Traçou um perfeito círculo num papel laminado em prata. Pegou a tesoura e foi cortando, cuidando pra que não ficassem arestas, rebarbas, vacilos; deslizava o objeto cortante como se ele tão somente fosse capaz de seguir o tracejado, sem agredir o papel, por assim dizer. Seguia com o esmero de quem sabe estar realizando uma das mais belas obras de sua infinda existência, quiçá a de maior brilho, beleza, magia, mistério. Lembrou-se então de um antigo feito seu, assaz belo, porém inacabado; um papel azul de um escuro sem fim, salpicado por um sem número de pontinhos de luz que sorriam [só pra raros]. Colou então seu novo projeto, colou com uma desses adesivoss que desgrudam sem danificar, afinal, era apenas o teste. Mas era de um brilho imenso, era tamanha beleza, era pura magia e mistério, era tanto que, não havia dúvidas, precisava sê-lo por todo o sempre. Agora, entregue aos cuidados do firmamento, a Deusa a batizou: Lua.
Capítulo II, das Metades (Eclipse Oculto)

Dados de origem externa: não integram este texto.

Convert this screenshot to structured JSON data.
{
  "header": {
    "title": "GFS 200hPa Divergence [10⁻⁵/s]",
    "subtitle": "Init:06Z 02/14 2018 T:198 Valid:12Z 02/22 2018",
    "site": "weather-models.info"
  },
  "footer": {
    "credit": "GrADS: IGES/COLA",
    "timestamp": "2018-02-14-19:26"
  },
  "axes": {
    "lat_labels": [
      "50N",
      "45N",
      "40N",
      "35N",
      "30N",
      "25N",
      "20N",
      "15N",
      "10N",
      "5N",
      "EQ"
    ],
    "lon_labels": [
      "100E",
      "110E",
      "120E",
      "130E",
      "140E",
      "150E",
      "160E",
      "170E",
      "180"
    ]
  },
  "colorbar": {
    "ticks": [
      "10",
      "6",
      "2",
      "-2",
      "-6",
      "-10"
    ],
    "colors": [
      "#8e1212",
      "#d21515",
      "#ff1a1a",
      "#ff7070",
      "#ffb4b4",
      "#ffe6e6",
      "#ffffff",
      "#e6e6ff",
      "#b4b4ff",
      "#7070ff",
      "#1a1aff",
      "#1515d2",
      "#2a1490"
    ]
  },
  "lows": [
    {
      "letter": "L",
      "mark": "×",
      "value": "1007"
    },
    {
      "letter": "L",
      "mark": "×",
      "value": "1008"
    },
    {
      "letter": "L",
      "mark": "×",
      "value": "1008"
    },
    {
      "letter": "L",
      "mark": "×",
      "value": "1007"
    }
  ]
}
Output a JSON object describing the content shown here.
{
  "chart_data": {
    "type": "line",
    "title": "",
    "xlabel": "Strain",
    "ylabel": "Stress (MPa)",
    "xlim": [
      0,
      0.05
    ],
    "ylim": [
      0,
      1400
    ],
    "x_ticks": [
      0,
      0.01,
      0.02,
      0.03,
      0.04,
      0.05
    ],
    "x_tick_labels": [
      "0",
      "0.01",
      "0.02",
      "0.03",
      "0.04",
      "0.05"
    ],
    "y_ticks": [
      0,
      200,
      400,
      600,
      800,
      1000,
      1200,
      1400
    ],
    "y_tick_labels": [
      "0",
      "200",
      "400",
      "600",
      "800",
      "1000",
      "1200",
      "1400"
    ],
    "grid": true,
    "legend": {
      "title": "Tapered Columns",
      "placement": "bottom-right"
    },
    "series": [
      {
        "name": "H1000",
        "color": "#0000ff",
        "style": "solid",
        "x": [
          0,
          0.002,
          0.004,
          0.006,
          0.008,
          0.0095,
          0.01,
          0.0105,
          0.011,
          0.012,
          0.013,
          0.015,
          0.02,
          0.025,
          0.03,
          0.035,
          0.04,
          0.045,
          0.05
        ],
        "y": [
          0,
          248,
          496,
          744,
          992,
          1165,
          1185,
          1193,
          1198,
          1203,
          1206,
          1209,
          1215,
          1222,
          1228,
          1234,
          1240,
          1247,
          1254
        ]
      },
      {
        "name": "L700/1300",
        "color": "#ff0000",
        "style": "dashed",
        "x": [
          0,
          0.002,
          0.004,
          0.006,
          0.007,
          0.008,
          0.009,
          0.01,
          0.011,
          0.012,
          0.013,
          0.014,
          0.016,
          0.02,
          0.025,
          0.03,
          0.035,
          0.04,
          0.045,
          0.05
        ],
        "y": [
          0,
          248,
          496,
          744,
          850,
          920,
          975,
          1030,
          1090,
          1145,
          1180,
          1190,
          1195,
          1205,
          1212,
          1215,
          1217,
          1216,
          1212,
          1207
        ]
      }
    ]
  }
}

Eram dois. Duas metades? Talvez. O fato é que eram só os dois e um silêncio ensurdecedor. Ele, perdido em seus próprios pensamentos. Ela, tentando, a qualquer custo, ouvir as palavras que ninguém ousava dizer. Era de um vazio ... E, talvez por não ter o que dizer, mas muito incomodado com o silêncio mordaz, ele apontou paro céu e disse, pau sa da men te: vê lá, hoje ela não quis ser vista em plenitude; ainda assim ... é sua'. Ela, encantada e aflita, permanecia calada, o que poderia dizer? Ele balbuciou mais palavras soltas, um eu te amo e qualquer coisa sobre inocência e burrice, qualquer coisa que tornou o silêncio, antes perfurante, agora, preferível. E a lua lá, depois de guiar navegadores e andarilhos, organizar oceanos, inspirar poetas, agora preenchia o vazio dos amantes que só sabem amar pela metade.
Capítulo III, de Galileu
E, no céu de Ícaro, a lua ainda brilha. A Deusa, mãe generosa, entregou sua criação aos homens. Esses, julgando-se donos do que só podem contemplar, presenteiam suas [e]namoradas como se fosse a lua um frio diamante. Essas, contentando-se em apenas contemplar o que a elas pertence, deixam-na no céu e esperam, aflitamente, que a mesma se encha de graça. Dos galanteios à corrida espacial: um passo. E, a passos livres de gravidade, pisaram na lua, fincaram bandeiras trêmulas, profanaram com ciência e ceticismo o que fora um dia dos errantes, dos poetas, dos que amam. Hoje, ela apareceu cheia de si, cheia de ser só um pedaço de papel prateado no céu.